What is a “ratchet for equity”? Asai’s first example of a ratchet is “learning skills for equity,” in other words, equity training. It is unclear whether “skills” is supposed to refine the meaning of “ratchets.” His second example is “re-imagining the introductory science experience,” but he does not say what the new image of introductory science ought to be.
Asai proposes no criteria for judging success. The procedure of ratcheting equity will not end when college students of all races complete their science degrees at the same rates. It will not end even when all college students get perfect scores on their tests. Instead, “we can only move forward,” which is a formula for radicalization in organizations. (Michael Clune has written about this kind of radicalization in places like Pomona College, using a model borrowed from the WW2 historian Ian Kershaw: “working toward the Führer.”) No one knows the precise meaning of equity, but everyone can easily pick out the most equitable extreme, the step that goes furthest forward, in a given menu of options.
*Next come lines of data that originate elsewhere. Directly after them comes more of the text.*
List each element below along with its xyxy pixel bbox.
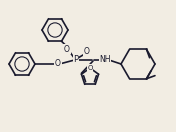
Text: O: O xyxy=(55,60,61,69)
Text: P: P xyxy=(73,55,78,65)
Text: O: O xyxy=(84,48,90,56)
Text: O: O xyxy=(87,65,93,71)
Text: NH: NH xyxy=(99,55,111,65)
Text: O: O xyxy=(64,44,70,53)
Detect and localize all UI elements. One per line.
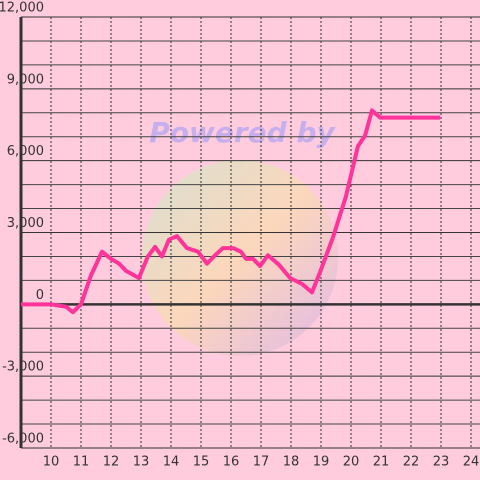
y-tick-label: 3,000 xyxy=(7,216,44,231)
y-tick-label: 0 xyxy=(36,288,44,303)
x-tick-label: 13 xyxy=(133,455,150,470)
x-tick-label: 22 xyxy=(403,455,420,470)
y-tick-label: 12,000 xyxy=(0,1,44,16)
x-tick-label: 14 xyxy=(163,455,180,470)
x-tick-label: 24 xyxy=(463,455,480,470)
watermark: Powered by xyxy=(149,116,336,149)
x-tick-label: 12 xyxy=(103,455,120,470)
line xyxy=(21,108,441,315)
x-tick-label: 20 xyxy=(343,455,360,470)
x-tick-label: 11 xyxy=(73,455,90,470)
y-tick-label: -6,000 xyxy=(2,432,44,447)
x-tick-label: 15 xyxy=(193,455,210,470)
x-tick-label: 19 xyxy=(313,455,330,470)
y-tick-label: -3,000 xyxy=(2,360,44,375)
x-tick-label: 18 xyxy=(283,455,300,470)
x-tick-label: 10 xyxy=(43,455,60,470)
y-tick-label: 6,000 xyxy=(7,144,44,159)
x-tick-label: 16 xyxy=(223,455,240,470)
x-tick-label: 17 xyxy=(253,455,270,470)
x-tick-label: 21 xyxy=(373,455,390,470)
y-tick-label: 9,000 xyxy=(7,72,44,87)
x-tick-label: 23 xyxy=(433,455,450,470)
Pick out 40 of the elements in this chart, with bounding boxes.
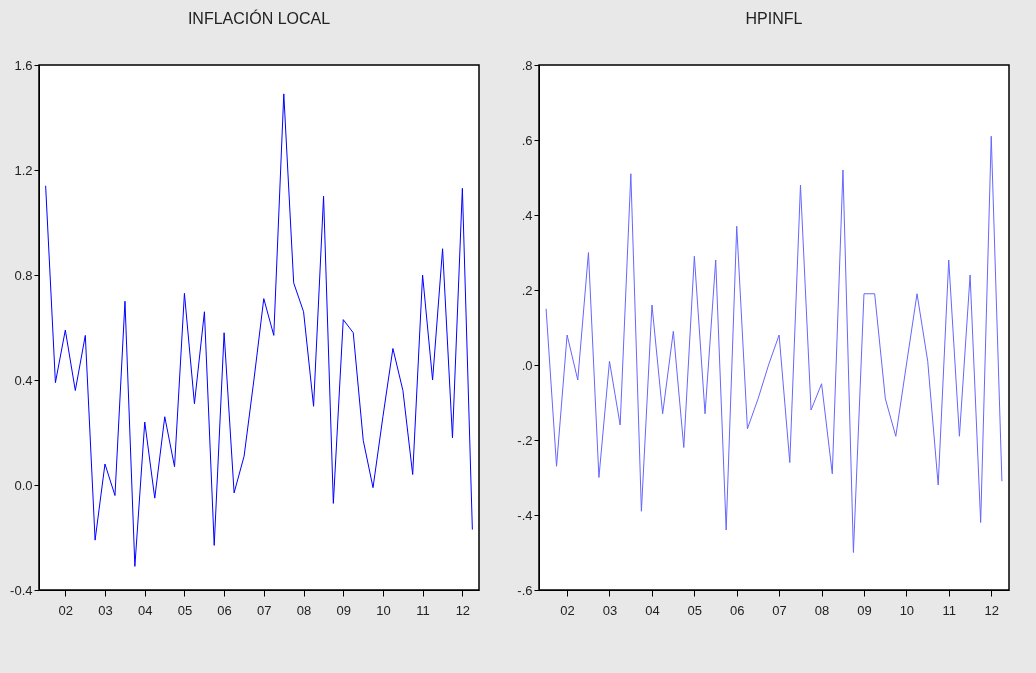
x-tick-label: 12: [455, 602, 471, 618]
y-tick-label: 0.4: [14, 372, 33, 388]
x-tick-label: 05: [177, 602, 193, 618]
y-tick-label: .4: [521, 207, 533, 223]
line-series: [545, 135, 1003, 553]
y-tick-label: .6: [521, 132, 533, 148]
y-tick-label: 0.8: [14, 267, 33, 283]
x-tick-label: 03: [98, 602, 113, 618]
y-tick-label: .8: [521, 57, 533, 73]
y-tick-label: .0: [521, 357, 533, 373]
x-tick-label: 10: [899, 602, 915, 618]
x-tick-label: 04: [138, 602, 153, 618]
x-tick-label: 06: [730, 602, 745, 618]
y-tick-label: .2: [521, 282, 533, 298]
chart-title: INFLACIÓN LOCAL: [187, 9, 331, 27]
x-tick-label: 07: [257, 602, 272, 618]
y-tick-label: -0.4: [10, 582, 33, 598]
y-tick-label: 0.0: [14, 477, 33, 493]
x-tick-label: 04: [645, 602, 660, 618]
x-tick-label: 03: [602, 602, 618, 618]
x-tick-label: 09: [857, 602, 872, 618]
y-tick-label: -.6: [517, 582, 533, 598]
x-tick-label: 06: [217, 602, 232, 618]
x-tick-label: 09: [336, 602, 351, 618]
y-tick-label: -.2: [517, 432, 533, 448]
x-tick-label: 11: [416, 602, 430, 618]
x-tick-label: 02: [560, 602, 575, 618]
x-tick-label: 08: [814, 602, 830, 618]
y-tick-label: -.4: [517, 507, 533, 523]
x-tick-label: 02: [58, 602, 74, 618]
x-tick-label: 05: [687, 602, 703, 618]
line-series: [45, 93, 473, 567]
x-tick-label: 08: [296, 602, 312, 618]
x-tick-label: 07: [772, 602, 787, 618]
y-tick-label: 1.6: [14, 57, 33, 73]
y-tick-label: 1.2: [14, 162, 33, 178]
x-tick-label: 10: [376, 602, 391, 618]
x-tick-label: 12: [984, 602, 999, 618]
chart-title: HPINFL: [745, 10, 803, 27]
x-tick-label: 11: [942, 602, 956, 618]
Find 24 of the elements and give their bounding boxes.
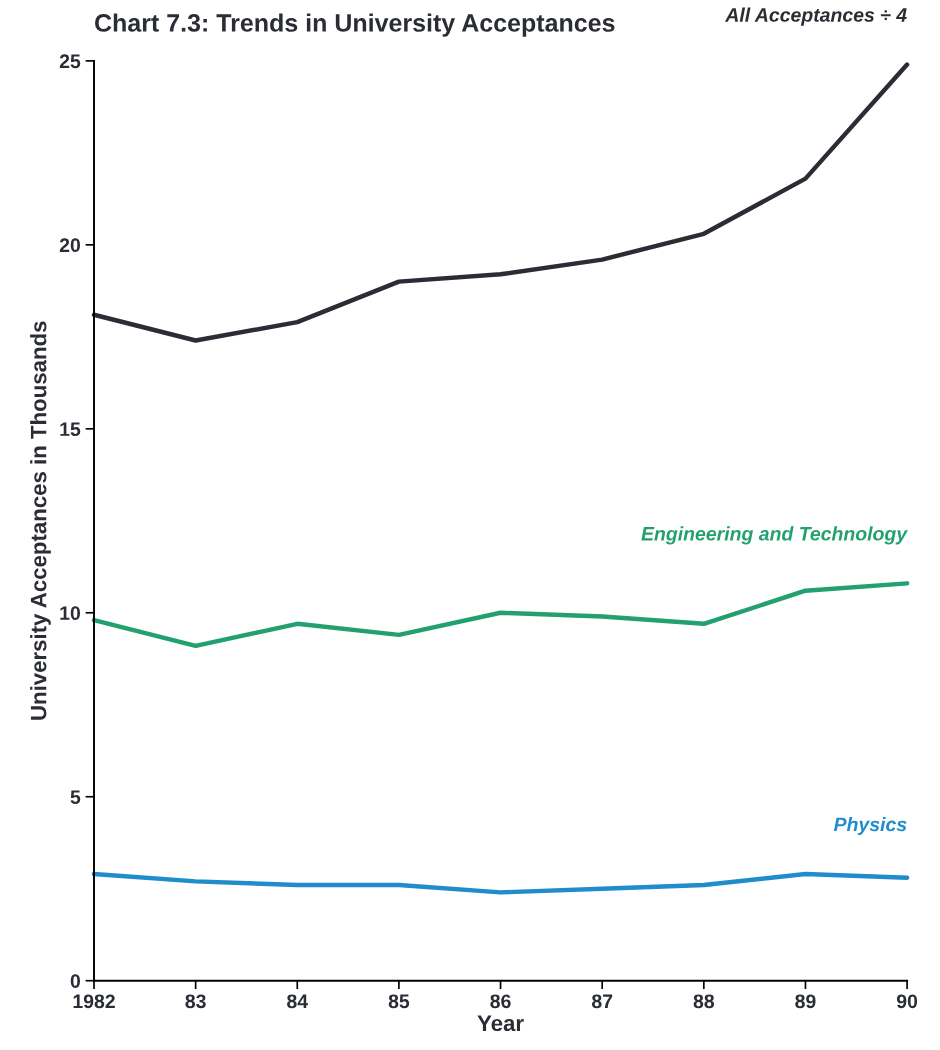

No specific plan of action, no criteria for success, only continuous agitation in the service of the personified abstraction of Equity. And out of the stem of Equity, lasting Diversity in STEM.
Asai’s lecture was sponsored by the Institute for Inclusive Excellence at Pomona. The name of the institute is puzzling. Excellence isn’t supposed to be a meaningful category by itself; one can be excellent at cooking, piano, surgery, but one can’t be excellent at excellence. To make excellence itself a job description is exactly like the joke in The Simpsons where Homer receives an award for “outstanding achievement in the field of excellence” to trick him out of receiving compensation for a workplace injury.
The modifier “inclusive” is similarly puzzling, because excellence is supposed to be competitive. Not everyone can be the best at piano. One can improve with practice, and one can learn the difference between excellent piano and one’s own piano. And if no one is able to hear what is special about excellent piano playing, then the value of piano is severely diminished for all performers and listeners.
My suspicion that the college sponsors worthless training programs is based on the foregoing email announcements, and many others of a similar nature.